A MESSY POWER STRUGGLE on the King County Council two weeks ago displaced moderate Republican Council President Louise Miller with conservative Republican Pete Von Reichbauer. There are some likely consequences to the Republican consolidation: greater difficulty making up for I-695 budget cuts, and probable hits to social services and transit. What's not as well publicized, but equally important, is the Republicans' decision to remove Council Member Larry Gossett as chairman of the Law, Justice, and Human Services Committee, which oversees operations at the county jail. (With much less power, Gossett will still sit on the committee.) Gossett, who represents Capitol Hill and the Central Area, will now handle largely rural issues as chair of the Regional Policy Committee. The timing of this change is ominous: Events during the WTO conference, which Gossett followed closely, revealed abuses at the county jail that made street cops look merely impolite. Now, those abuses aren't likely to get the fine-tuned attention they deserve from the council.

The way Gossett sees it, there was concern in the Republican caucus about his public statements concerning conditions at the jail. "When I planned a meeting around these issues, members were upset," Gossett says. "Basically they condemned the messenger." The committee has been turned over to West Seattle Council Member Greg Nickels, who, in the words of his aide Marco Lowe, "was not involved in WTO." Nickels isn't likely to kick up a big fuss about abuses in the jail, thanks to his likely run for mayor in 2001.

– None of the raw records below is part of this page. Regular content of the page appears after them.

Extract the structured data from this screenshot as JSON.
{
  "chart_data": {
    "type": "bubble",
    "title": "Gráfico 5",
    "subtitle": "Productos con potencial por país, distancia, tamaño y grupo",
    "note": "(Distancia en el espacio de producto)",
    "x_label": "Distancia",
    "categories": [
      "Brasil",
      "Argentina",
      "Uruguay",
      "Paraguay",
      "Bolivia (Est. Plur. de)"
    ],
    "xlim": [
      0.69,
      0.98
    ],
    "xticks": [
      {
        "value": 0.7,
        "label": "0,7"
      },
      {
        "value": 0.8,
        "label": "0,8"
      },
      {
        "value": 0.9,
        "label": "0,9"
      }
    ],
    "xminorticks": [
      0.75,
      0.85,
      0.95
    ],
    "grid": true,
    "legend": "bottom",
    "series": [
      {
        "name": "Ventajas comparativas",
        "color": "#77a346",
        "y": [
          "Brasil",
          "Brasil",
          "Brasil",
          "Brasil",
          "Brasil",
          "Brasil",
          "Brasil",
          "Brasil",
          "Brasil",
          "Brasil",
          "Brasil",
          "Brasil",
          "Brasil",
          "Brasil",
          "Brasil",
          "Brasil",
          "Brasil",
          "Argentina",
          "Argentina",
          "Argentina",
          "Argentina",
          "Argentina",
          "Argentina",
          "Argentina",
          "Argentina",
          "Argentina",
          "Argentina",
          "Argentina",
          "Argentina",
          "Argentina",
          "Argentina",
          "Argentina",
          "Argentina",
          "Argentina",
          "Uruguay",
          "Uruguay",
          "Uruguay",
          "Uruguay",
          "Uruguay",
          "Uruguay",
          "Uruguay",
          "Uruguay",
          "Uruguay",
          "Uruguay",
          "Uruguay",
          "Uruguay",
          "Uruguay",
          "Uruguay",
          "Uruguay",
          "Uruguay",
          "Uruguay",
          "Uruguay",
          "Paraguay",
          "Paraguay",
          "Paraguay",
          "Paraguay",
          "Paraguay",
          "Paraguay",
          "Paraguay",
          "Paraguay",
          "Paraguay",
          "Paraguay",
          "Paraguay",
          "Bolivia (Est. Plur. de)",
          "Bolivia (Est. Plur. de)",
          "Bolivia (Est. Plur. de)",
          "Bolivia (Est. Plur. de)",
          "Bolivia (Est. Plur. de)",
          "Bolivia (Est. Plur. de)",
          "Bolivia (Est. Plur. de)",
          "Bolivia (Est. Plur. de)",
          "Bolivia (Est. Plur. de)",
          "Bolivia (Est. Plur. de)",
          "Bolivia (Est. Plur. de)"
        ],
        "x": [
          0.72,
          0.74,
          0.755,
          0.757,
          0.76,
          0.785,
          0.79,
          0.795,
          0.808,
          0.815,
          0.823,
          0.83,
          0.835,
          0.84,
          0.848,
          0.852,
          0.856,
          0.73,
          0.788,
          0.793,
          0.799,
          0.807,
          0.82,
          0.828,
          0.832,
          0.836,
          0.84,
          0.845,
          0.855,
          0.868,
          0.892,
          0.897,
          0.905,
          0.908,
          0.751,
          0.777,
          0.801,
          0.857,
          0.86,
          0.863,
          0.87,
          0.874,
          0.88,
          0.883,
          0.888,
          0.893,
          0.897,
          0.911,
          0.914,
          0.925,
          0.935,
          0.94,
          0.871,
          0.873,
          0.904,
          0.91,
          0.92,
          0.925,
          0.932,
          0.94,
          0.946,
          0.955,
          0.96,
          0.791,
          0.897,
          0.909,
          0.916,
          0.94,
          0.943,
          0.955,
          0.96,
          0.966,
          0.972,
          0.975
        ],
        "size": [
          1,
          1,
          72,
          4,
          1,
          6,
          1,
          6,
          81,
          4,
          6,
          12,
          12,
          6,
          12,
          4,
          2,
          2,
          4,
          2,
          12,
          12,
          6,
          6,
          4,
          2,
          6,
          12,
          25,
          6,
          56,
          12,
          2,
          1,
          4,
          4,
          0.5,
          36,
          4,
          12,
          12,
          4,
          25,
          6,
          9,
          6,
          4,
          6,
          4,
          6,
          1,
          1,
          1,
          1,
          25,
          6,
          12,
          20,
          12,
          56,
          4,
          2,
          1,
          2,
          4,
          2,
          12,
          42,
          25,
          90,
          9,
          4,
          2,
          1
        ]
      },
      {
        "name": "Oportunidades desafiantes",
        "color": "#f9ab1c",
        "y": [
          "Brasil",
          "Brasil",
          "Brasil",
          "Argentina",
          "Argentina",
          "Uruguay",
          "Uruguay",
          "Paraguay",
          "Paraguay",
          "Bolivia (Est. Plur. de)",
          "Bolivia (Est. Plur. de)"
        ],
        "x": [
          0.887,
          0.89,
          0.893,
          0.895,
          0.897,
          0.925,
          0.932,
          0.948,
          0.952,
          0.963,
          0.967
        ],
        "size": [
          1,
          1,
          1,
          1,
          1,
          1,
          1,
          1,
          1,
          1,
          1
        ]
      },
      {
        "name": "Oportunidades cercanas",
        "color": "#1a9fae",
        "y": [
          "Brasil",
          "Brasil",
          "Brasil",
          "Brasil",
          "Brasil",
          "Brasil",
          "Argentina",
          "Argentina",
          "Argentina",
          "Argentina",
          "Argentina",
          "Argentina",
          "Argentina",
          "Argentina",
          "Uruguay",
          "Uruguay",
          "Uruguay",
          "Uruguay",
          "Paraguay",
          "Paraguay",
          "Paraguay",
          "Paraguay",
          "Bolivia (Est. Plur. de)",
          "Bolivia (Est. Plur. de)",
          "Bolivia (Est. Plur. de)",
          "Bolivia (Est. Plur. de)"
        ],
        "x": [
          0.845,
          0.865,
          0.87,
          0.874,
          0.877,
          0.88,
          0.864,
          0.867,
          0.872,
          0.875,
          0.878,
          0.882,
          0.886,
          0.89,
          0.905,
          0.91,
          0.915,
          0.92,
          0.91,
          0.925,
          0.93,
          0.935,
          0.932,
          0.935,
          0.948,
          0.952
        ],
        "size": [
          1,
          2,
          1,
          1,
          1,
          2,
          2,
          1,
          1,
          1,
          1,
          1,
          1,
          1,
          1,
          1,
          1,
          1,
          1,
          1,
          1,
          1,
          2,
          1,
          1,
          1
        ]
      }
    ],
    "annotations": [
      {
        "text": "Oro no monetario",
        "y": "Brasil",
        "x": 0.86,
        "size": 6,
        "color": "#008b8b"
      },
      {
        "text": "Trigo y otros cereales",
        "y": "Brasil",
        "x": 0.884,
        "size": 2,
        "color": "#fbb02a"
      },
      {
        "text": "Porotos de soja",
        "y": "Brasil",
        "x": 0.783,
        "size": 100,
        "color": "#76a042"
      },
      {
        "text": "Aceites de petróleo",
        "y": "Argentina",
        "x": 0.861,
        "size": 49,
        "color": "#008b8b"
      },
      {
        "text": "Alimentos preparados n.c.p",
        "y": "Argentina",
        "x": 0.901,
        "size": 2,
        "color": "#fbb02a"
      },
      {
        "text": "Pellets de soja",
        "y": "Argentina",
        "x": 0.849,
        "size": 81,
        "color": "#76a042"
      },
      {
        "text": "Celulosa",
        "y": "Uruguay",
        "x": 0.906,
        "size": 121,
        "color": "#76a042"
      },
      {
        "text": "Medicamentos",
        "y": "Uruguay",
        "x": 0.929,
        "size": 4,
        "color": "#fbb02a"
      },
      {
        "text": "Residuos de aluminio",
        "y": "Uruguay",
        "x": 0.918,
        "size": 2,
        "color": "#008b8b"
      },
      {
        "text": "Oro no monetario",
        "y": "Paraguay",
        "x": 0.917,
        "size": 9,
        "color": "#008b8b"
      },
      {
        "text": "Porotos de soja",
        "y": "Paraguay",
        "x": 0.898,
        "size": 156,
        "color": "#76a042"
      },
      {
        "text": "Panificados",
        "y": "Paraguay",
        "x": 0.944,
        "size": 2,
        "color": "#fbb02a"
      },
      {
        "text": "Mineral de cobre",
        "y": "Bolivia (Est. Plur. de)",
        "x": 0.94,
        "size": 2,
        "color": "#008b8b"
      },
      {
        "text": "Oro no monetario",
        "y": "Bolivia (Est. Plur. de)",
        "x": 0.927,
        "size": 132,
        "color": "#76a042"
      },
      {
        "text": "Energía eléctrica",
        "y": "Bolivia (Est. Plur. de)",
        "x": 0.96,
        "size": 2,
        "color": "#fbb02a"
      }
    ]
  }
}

Gossett, who is black, is a Central Area activist whose roots go back to the civil rights battles of the '60s. That sensibility clearly primed him to oversee the jail. Thirty-seven percent of the inmates in the King County Jail are black, almost four times the proportion reflected in the general population. Gossett aide Cindy Domingo says "disproportionality" is one of Gossett's chief concerns, and that he had hoped to press forward with addressing it further as chair. Domingo also boasted about Gossett's record as chairman: He was instrumental in stopping cuts in Human Services, and he helped launch the Safe Communities Initiative, which contacts youth in the schools to work on the roots of violence. And last year he oversaw the restructuring of the Juvenile Detention Center, where 38 percent of the internees are black.

Reports of abuse in the King County Jail during the WTO conference simply upped the ante for Gossett ["Jail House Shock," December 23, 1999]. Gossett, in fact, has a cousin who was briefly in the county jail the week of the WTO conference. "Brotherman," Gossett's cousin told him, "they were treating those white prisoners like they were niggers."

Gossett says the regular clientele of the county jail do not feel there is an avenue for their complaints, and moreover, many of them are so caught up in their circumstances, the political process seems a world away. Gossett says this shouldn't compromise "their right to be treated with human dignity." Gossett hopes pending lawsuits from the ACLU and the National Lawyers Guild regarding jail abuses during the WTO conference will help reveal conditions for those still on the inside.

Council President Von Reichbauer's office did not return calls for this article.